This morning sees the release of another giant, the Chateau which is arguably on the hottest run of form of any, Cos d’Estournel. The 2020 release is a truly exceptional expression of the vintage with Lisa Perrotti-Brown of The Wine Advocate admiring, “I love the way this Cos d’Estournel shimmies and shines—a unique vintage signature expressed so beautifully at this estate!”. Perrotti-Brown awards it with a stellar score of 96-98 points praising the wine’s “amazing elegance and grace contrasted by jaw-dropping energy”. James Suckling grants it 97-98 points: “This is a very refined, polished Cos with superb finesse and length”, while Jeb Dunnuck notes, “It stays tight, focused, and seamless, and is a brilliant example of the vintage.” Offering the signature 2020 vintage freshness, paired with ripe tannins and an impeccable balance, this is certainly a wine to hold, as described by Neal Martin of Vinous Media, “This is a finely crafted, very succinct Cos d’Estournel that may well be hiding something up its sleeve for after bottling, and I suspect it will gain more spine during its barrel aging.”
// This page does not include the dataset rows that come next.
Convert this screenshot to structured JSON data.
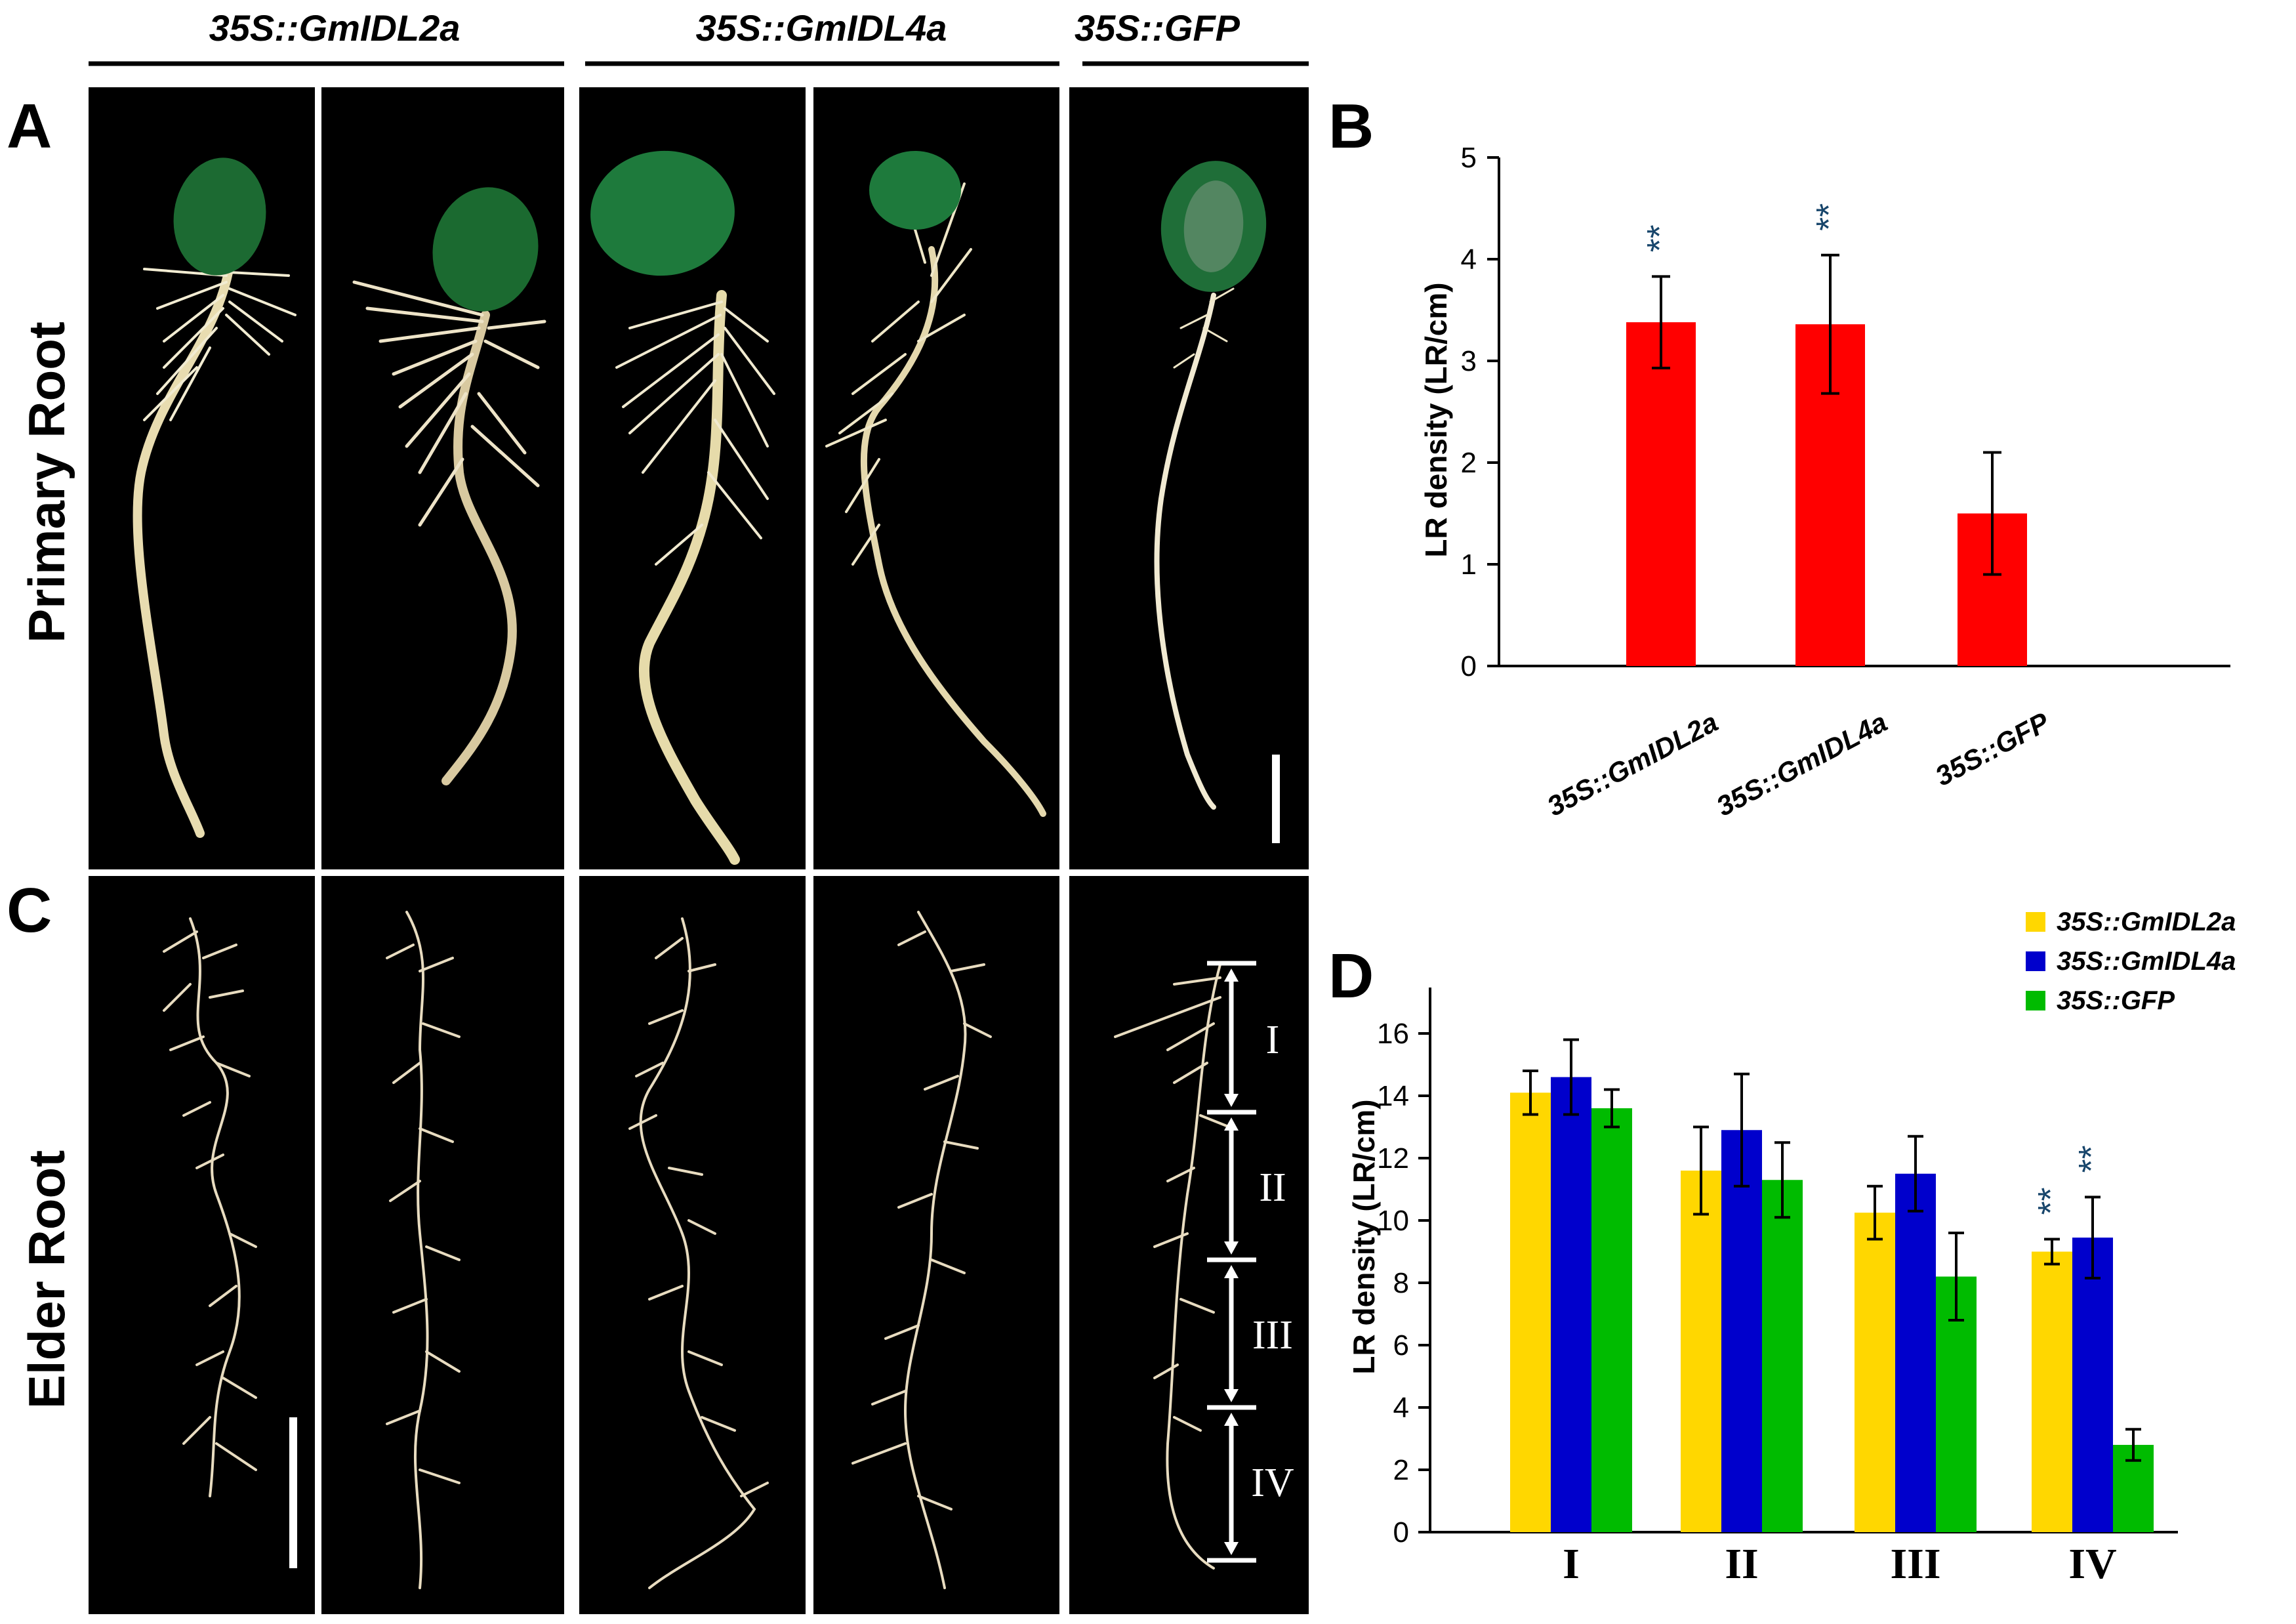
{
  "panels": {
    "a": "A",
    "b": "B",
    "c": "C",
    "d": "D"
  },
  "genotypes": [
    "35S::GmIDL2a",
    "35S::GmIDL4a",
    "35S::GFP"
  ],
  "row_labels": {
    "primary": "Primary Root",
    "elder": "Elder Root"
  },
  "segment_labels": [
    "I",
    "II",
    "III",
    "IV"
  ],
  "colors": {
    "red": "#ff0000",
    "yellow": "#ffd700",
    "blue": "#0000cc",
    "green": "#00bb00",
    "photo_bg": "#000000"
  },
  "chart_data": [
    {
      "id": "B",
      "type": "bar",
      "ylabel": "LR density (LR/cm)",
      "ylim": [
        0,
        5
      ],
      "yticks": [
        0,
        1,
        2,
        3,
        4,
        5
      ],
      "categories": [
        "35S::GmIDL2a",
        "35S::GmIDL4a",
        "35S::GFP"
      ],
      "values": [
        3.38,
        3.36,
        1.5
      ],
      "errors": [
        0.45,
        0.68,
        0.6
      ],
      "significance": [
        "**",
        "**",
        ""
      ],
      "color": "#ff0000"
    },
    {
      "id": "D",
      "type": "bar",
      "ylabel": "LR density (LR/cm)",
      "ylim": [
        0,
        16
      ],
      "yticks": [
        0,
        2,
        4,
        6,
        8,
        10,
        12,
        14,
        16
      ],
      "categories": [
        "I",
        "II",
        "III",
        "IV"
      ],
      "series": [
        {
          "name": "35S::GmIDL2a",
          "color": "#ffd700",
          "values": [
            14.1,
            11.6,
            10.25,
            9.0
          ],
          "errors": [
            0.7,
            1.4,
            0.85,
            0.4
          ],
          "significance": [
            "",
            "",
            "",
            "**"
          ]
        },
        {
          "name": "35S::GmIDL4a",
          "color": "#0000cc",
          "values": [
            14.6,
            12.9,
            11.5,
            9.45
          ],
          "errors": [
            1.2,
            1.8,
            1.2,
            1.3
          ],
          "significance": [
            "",
            "",
            "",
            "**"
          ]
        },
        {
          "name": "35S::GFP",
          "color": "#00bb00",
          "values": [
            13.6,
            11.3,
            8.2,
            2.8
          ],
          "errors": [
            0.6,
            1.2,
            1.4,
            0.5
          ],
          "significance": [
            "",
            "",
            "",
            ""
          ]
        }
      ],
      "legend_position": "top-right"
    }
  ]
}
The release price today is £900 per case of six or £1,800 per 12 IB. This year Cos d’Estournel has been released with a special label designed to celebrate Michel Reybier’s two decades at the helm of the Estate. The unique pagoda-inspired Cos D’Estournel palace is painted in gold on the black background. The exquisite design along with the exceptional quality of the release makes it a standout piece in any Bordeaux collection. Historically, wines released under special black and golden labels become highly sought-after collector’s items and their market value increases exponentially, as shown in the table below. The most famous example is Mouton 2000, a wine which was immortalised with a black bottle and golden ram to mark the Chateau’s 650th anniversary. Since then, the price of Mouton 2000 has hit £20,000, a 1,166% increase on release and a price 33% higher than the legendary 100 point 1982. Margaux 2015 also famously rocketed in 2015 on the announcement of its special anniversary bottling – this has increased 147%, while Angelus has shown collectors 93% returns since 2012.
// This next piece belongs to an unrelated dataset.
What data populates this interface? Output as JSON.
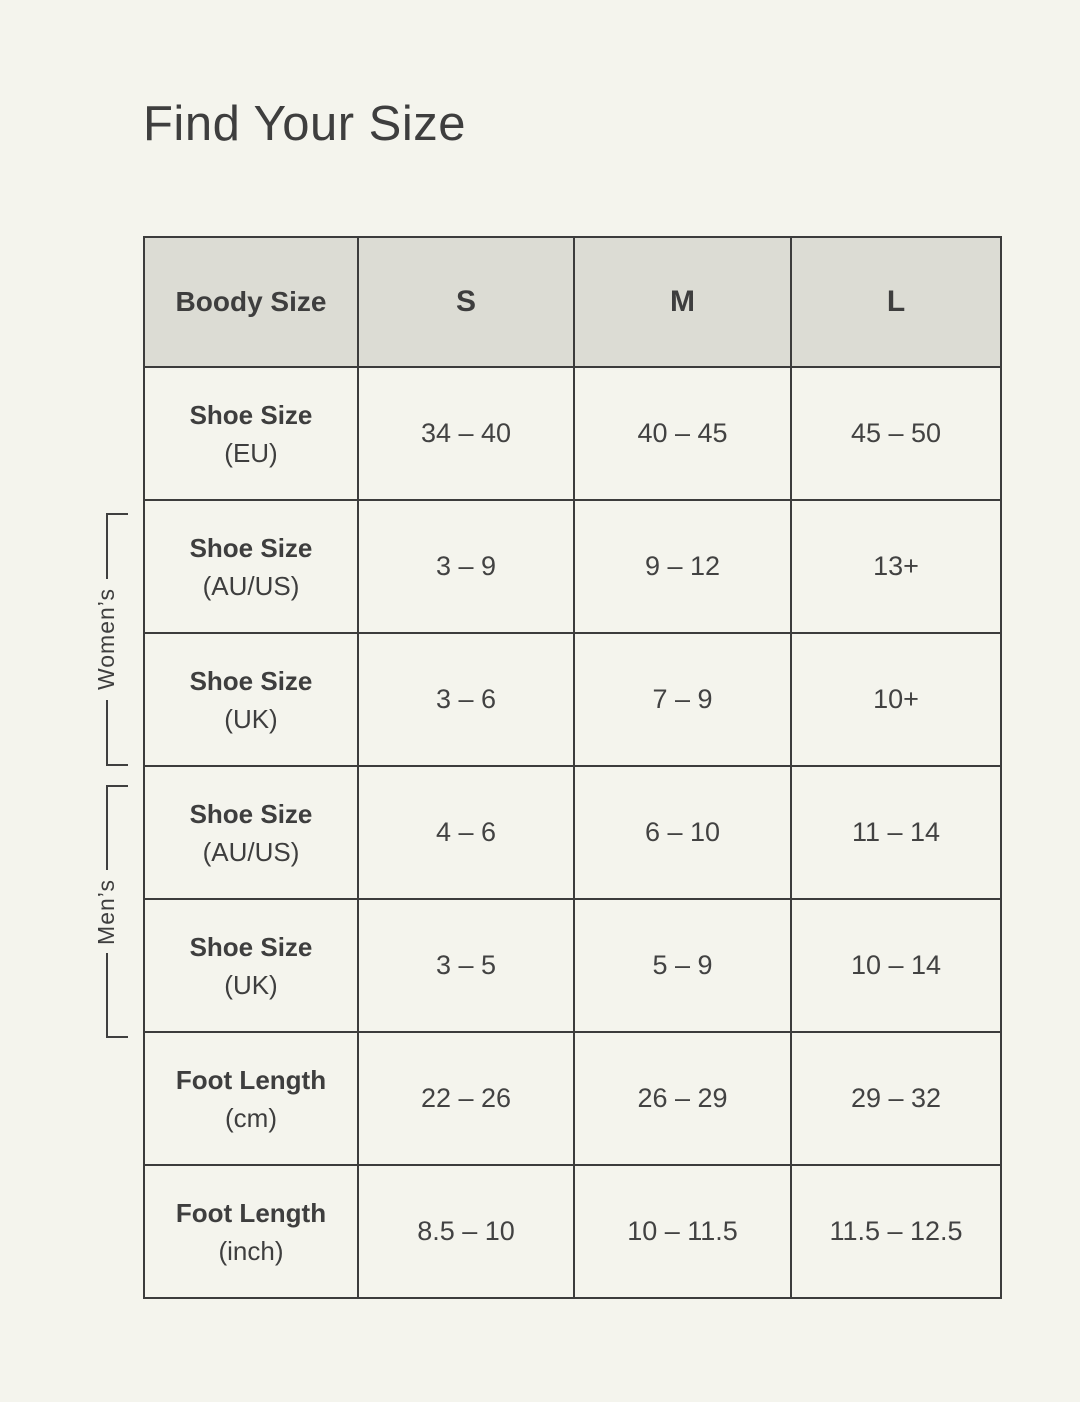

Cos d’Estournel was named eponymously after Louis-Gaspard d’Estournel who inherited the Estate in 1810. He found particular success in India where his wine sold at prices far above his rivals and he became known as “the Maharaja of Saint Estephe”. To celebrate this success, he built the pagoda style property which today is still one of the most recognisable sites in Bordeaux from which their second wine Pagodes derives its name. Cos d’Estournel is an impressive wine, intense in youth with a masculine structure and concentrated fruit; it develops slowly but beautifully to release a unique perfume of incense not found in other Bordeaux wines.
Also released this morning is the superb second wine of Cos d’Estournel, Les Pagodes de Cos. It is made from the same vines and exacting standards that are used to make the Grand Vin. However, Pagodes uses a smaller percentage of the Estate’s older vines and spends less time in oak with a lower percentage of new oak. One of the reasons for this is that the Pagodes is designed to be approached younger.
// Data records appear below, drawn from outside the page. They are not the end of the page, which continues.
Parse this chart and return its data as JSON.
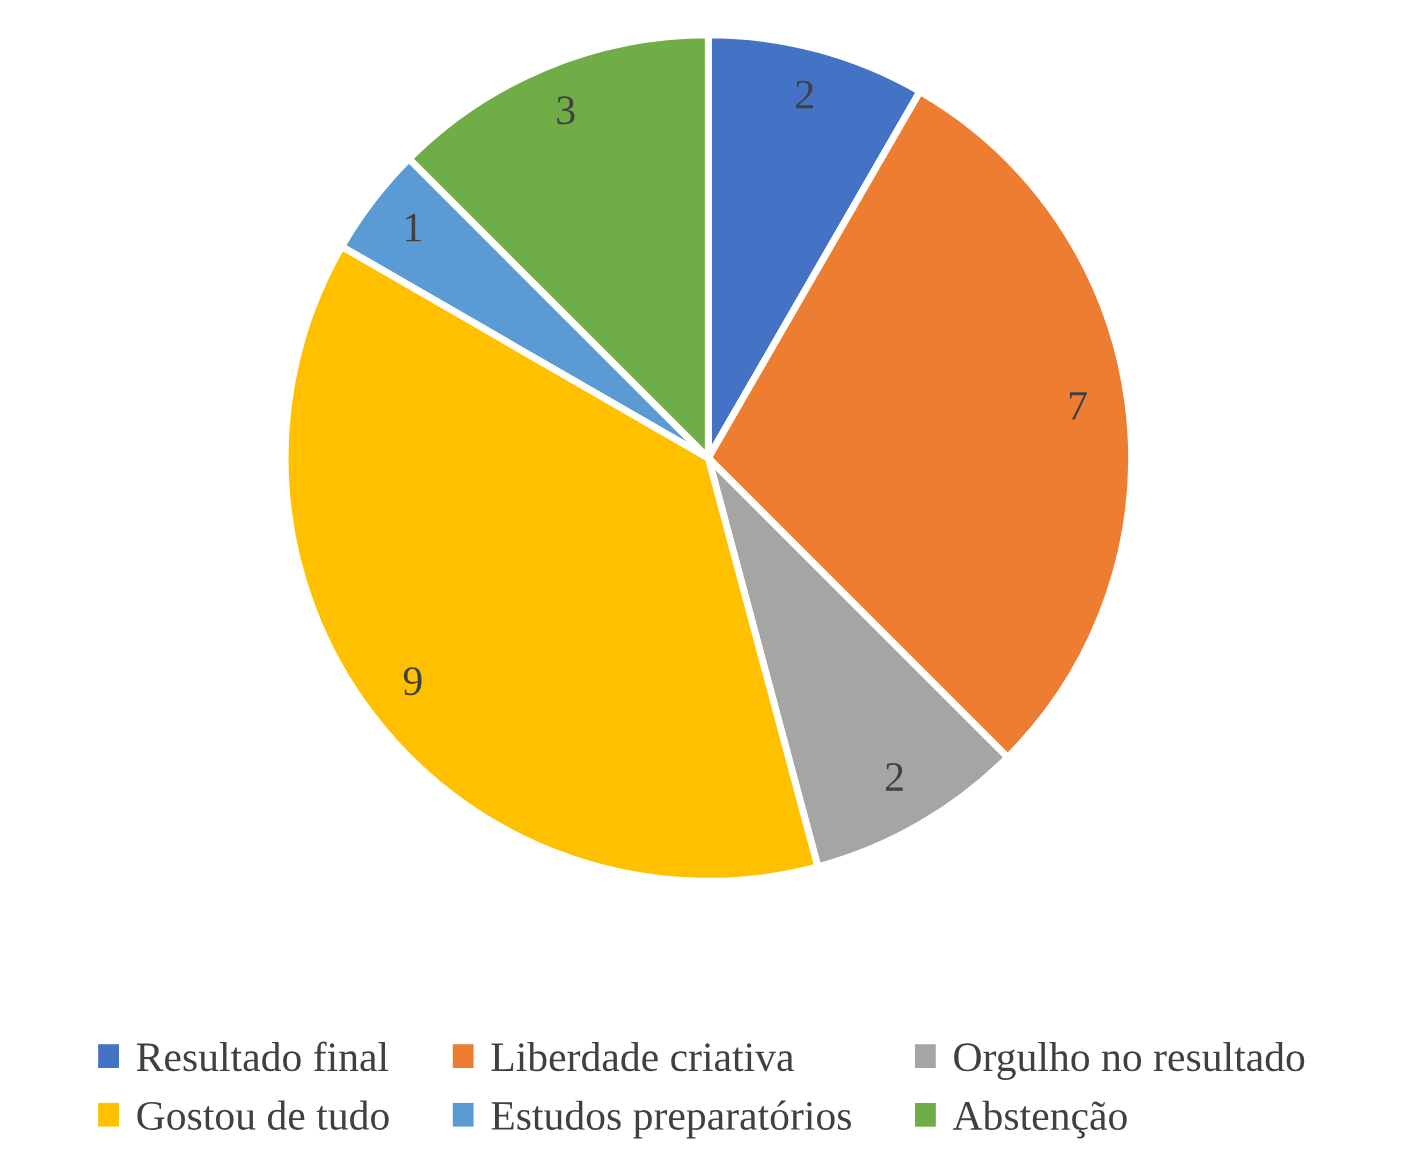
{
  "chart_data": {
    "type": "pie",
    "categories": [
      "Resultado final",
      "Liberdade criativa",
      "Orgulho no resultado",
      "Gostou de tudo",
      "Estudos preparatórios",
      "Abstenção"
    ],
    "values": [
      2,
      7,
      2,
      9,
      1,
      3
    ],
    "colors": [
      "#4472c4",
      "#ed7d31",
      "#a5a5a5",
      "#ffc000",
      "#5b9bd5",
      "#70ad47"
    ],
    "data_labels": true,
    "legend": "bottom"
  }
}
The 2020 Pagodes is a rich yet elegant expression offering, as noted by Lisa Perrotti-Brown of The Wine Advocate, “pretty, open-knit scents of stewed black plums, boysenberries and warm cassis, plus savory hints of charcuterie, woodsmoke, black truffles and bouquet garni. Medium-bodied, the palate is packed with crunchy black fruit flavors and dried herbs accents, supported by bags of freshness and well-managed, grainy tannins, finishing with great length and a lively skip in its step.”
Available today at £186 per case of six or £372 per 12 IB, this is an exceptional value St. Estephe from one of the region’s greatest Estates.